We live in an exciting new world of web development languages. But pitches selling the productivity benefits of one language over another miss the point

Recently I was in a conference room with the CIO of a large corporation and representatives from a vendor that provides a somewhat unrelated product. The corporation's software is mainly in Java. For some reason, in the middle of the discussion, one of the vendor's 20-something presales engineers started pitching that the company rewrite all of its software in Ruby.

The reason? It would result in higher developer productivity.

The proposition that this company would rewrite millions of lines of Java code in Ruby to realise "developer productivity" was absurd. Not surprisingly, the CIO decided he had "another meeting" and excused himself.

This isn't an isolated presales engineer. Productivity benefit has been the pitch for most "new" high-level languages for some time. The Ruby community especially likes to beat this drum.

I think it's time for a new sales pitch for Ruby - and for most high-level languages. Developer productivity is a weak pitch in a multideveloper project, not to mention a ridiculous approach when rewriting code is required, because the costs will long outweigh the benefits. The Ruby community, in particular, needs to outgrow this argument, mainly because Ruby has other, better points in its favour.

Once upon a time, developer productivty was indeed a rational argument for choosing one language over another. When we moved from Assembly to C, for instance - we're talking a major reduction in finger ache, let alone not having to manage the stack. When we moved from C++ to Java, not having to manage memory was huge. But the individual productivity difference from Java to Ruby is comparatively small. Don't get me wrong, Ruby has an edge - which might increase as Java grows more complex and Ruby loses more of its rough edges (as with jRuby) - but it will never be rewrite-the-project-sized margin.

The fact is, issues other than language choice tend to have a greater impact on productivity. On a multideveloper project, team dynamics and software development practices like continuous integration and proper revision control matter more. Communication structures of the team matter more (see Conway's Law). Even a moderate increase in individual developer productivity, which a language change might incur, would be unlikely to make a big impact. Team dynamics and overall project management are that important.
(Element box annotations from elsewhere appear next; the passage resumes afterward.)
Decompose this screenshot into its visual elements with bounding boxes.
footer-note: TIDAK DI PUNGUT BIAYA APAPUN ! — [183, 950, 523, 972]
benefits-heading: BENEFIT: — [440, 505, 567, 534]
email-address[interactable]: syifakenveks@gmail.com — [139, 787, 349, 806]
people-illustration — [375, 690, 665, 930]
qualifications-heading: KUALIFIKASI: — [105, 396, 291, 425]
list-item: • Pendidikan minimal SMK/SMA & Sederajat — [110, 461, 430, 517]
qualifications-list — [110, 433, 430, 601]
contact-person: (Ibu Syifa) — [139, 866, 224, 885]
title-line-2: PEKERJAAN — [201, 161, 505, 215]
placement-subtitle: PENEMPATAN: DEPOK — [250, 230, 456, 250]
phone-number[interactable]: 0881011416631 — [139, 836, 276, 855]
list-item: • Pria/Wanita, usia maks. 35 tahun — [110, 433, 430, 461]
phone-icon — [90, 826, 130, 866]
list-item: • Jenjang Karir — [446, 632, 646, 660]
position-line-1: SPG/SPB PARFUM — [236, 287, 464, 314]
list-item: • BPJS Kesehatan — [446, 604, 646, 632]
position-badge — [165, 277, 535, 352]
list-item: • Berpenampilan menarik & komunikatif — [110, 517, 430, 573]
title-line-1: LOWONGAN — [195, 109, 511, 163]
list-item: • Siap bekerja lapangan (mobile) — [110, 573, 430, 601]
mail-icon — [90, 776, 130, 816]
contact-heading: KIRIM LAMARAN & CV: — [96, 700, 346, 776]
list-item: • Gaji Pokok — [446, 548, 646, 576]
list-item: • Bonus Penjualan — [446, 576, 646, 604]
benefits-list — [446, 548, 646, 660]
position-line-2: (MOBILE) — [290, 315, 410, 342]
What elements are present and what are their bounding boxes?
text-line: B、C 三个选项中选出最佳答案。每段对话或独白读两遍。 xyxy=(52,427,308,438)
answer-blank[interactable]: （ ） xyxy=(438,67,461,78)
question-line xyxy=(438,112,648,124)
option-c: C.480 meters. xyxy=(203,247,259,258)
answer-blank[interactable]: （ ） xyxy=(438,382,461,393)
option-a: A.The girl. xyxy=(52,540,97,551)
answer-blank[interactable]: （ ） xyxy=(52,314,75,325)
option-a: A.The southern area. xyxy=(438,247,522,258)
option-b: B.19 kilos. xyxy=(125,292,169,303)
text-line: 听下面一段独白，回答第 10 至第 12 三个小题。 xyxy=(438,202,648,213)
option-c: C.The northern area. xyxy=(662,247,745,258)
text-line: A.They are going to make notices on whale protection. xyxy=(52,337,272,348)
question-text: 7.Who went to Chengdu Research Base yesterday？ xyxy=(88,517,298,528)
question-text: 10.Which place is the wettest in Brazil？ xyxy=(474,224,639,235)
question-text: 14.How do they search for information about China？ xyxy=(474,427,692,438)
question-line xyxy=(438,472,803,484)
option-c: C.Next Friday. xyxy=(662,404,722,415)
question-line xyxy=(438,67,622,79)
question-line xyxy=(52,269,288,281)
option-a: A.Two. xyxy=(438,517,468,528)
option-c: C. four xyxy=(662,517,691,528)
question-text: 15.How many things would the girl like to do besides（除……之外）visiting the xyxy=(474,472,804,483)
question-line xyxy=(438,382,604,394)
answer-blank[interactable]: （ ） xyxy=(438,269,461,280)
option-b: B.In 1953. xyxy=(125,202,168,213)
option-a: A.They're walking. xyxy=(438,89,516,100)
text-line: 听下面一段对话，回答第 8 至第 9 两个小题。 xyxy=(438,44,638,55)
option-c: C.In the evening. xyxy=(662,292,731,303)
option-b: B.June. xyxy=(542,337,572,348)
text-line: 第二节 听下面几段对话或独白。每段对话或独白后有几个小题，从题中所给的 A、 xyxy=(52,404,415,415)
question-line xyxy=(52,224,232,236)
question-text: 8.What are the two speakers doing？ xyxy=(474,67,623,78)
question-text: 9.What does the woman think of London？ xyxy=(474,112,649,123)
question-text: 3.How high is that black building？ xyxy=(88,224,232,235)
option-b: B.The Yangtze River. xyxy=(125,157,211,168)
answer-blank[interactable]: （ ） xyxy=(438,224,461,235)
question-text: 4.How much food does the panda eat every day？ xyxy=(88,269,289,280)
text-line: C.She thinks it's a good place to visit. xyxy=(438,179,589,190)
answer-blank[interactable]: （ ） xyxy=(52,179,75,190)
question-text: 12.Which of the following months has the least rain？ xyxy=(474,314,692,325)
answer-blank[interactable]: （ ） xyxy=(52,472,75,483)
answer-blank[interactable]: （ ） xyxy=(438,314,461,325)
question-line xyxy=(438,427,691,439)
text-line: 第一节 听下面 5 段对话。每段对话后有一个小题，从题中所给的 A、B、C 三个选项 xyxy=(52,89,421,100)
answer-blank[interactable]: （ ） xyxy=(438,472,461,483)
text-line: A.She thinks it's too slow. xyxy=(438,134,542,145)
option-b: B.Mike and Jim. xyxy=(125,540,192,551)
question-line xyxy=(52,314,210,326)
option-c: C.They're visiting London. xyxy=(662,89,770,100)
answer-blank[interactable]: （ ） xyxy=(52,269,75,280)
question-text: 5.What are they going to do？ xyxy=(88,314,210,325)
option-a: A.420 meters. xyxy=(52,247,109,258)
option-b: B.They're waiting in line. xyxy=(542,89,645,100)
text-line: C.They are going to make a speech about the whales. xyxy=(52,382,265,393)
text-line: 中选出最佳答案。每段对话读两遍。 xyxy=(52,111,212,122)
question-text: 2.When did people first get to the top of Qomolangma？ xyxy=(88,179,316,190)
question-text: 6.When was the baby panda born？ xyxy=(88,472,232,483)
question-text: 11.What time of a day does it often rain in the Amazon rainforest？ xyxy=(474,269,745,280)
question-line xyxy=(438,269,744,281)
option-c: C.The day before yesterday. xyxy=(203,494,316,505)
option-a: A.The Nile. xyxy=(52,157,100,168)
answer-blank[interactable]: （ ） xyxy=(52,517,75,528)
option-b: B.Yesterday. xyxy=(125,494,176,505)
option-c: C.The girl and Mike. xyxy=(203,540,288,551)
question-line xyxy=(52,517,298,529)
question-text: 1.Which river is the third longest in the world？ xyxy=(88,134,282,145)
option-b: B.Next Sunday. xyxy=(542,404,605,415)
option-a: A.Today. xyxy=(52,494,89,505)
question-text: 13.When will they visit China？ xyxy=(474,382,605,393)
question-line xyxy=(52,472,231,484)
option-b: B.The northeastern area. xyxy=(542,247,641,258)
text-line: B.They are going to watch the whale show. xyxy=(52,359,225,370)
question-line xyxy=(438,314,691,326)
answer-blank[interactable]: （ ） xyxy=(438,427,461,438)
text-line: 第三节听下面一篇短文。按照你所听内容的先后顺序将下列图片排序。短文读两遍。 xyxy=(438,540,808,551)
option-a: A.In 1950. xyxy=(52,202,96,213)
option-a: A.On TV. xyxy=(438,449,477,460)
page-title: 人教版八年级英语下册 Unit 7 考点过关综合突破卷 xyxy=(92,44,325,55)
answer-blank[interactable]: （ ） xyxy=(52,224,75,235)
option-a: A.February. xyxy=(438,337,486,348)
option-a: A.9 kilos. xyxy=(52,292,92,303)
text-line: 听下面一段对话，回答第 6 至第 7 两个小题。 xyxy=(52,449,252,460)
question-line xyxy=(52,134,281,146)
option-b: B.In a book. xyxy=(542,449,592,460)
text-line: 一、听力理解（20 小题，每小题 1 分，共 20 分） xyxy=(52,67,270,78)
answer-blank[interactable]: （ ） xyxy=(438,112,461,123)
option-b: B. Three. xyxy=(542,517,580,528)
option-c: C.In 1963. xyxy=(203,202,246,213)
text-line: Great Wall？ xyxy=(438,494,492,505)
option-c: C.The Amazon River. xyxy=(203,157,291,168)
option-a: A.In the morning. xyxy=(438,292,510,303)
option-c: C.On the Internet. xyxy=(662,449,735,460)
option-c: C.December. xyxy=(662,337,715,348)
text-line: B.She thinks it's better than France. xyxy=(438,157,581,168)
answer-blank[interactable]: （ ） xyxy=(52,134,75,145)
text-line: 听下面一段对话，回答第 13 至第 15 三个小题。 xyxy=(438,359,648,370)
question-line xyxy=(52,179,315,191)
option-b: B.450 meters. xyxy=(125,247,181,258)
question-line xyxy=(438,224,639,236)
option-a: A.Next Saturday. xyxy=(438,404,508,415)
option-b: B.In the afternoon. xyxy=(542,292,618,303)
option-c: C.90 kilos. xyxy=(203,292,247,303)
So if developer productivity isn't a good pitch for Ruby, what is? First of all, Ruby has gone mainstream: There are lots of crack developers who have come to prefer Ruby (personally, I like the core Ruby APIs a lot).

Secondly, Ruby has sort of become a first language of the cloud. If I were making the argument that a client should switch from Java to Ruby, I would point out that when cutting-edge PaaS (platform as a service) players offer Java, they couch it as "legacy support." And of course, the fact that Oracle now owns Java and is in itself a risk. Let's face it: Oracle is known for monetising products at the expense of the greater partner ecosystem.

The dirty little secret of our industry is that while we focus on "rapid application development," we spend more time maintaining, debugging, monitoring, and enhancing existing applications. Most of this code is poorly organised and often poorly written. A big reason for that is a general shortage of good developers - and good app dev management.

Rather than obsess over incremental gains from new languages, in most cases you should play to your developers' strongest suit, raise your project management game, and tune your team dynamics. Get those basics right and you'll really raise productivity.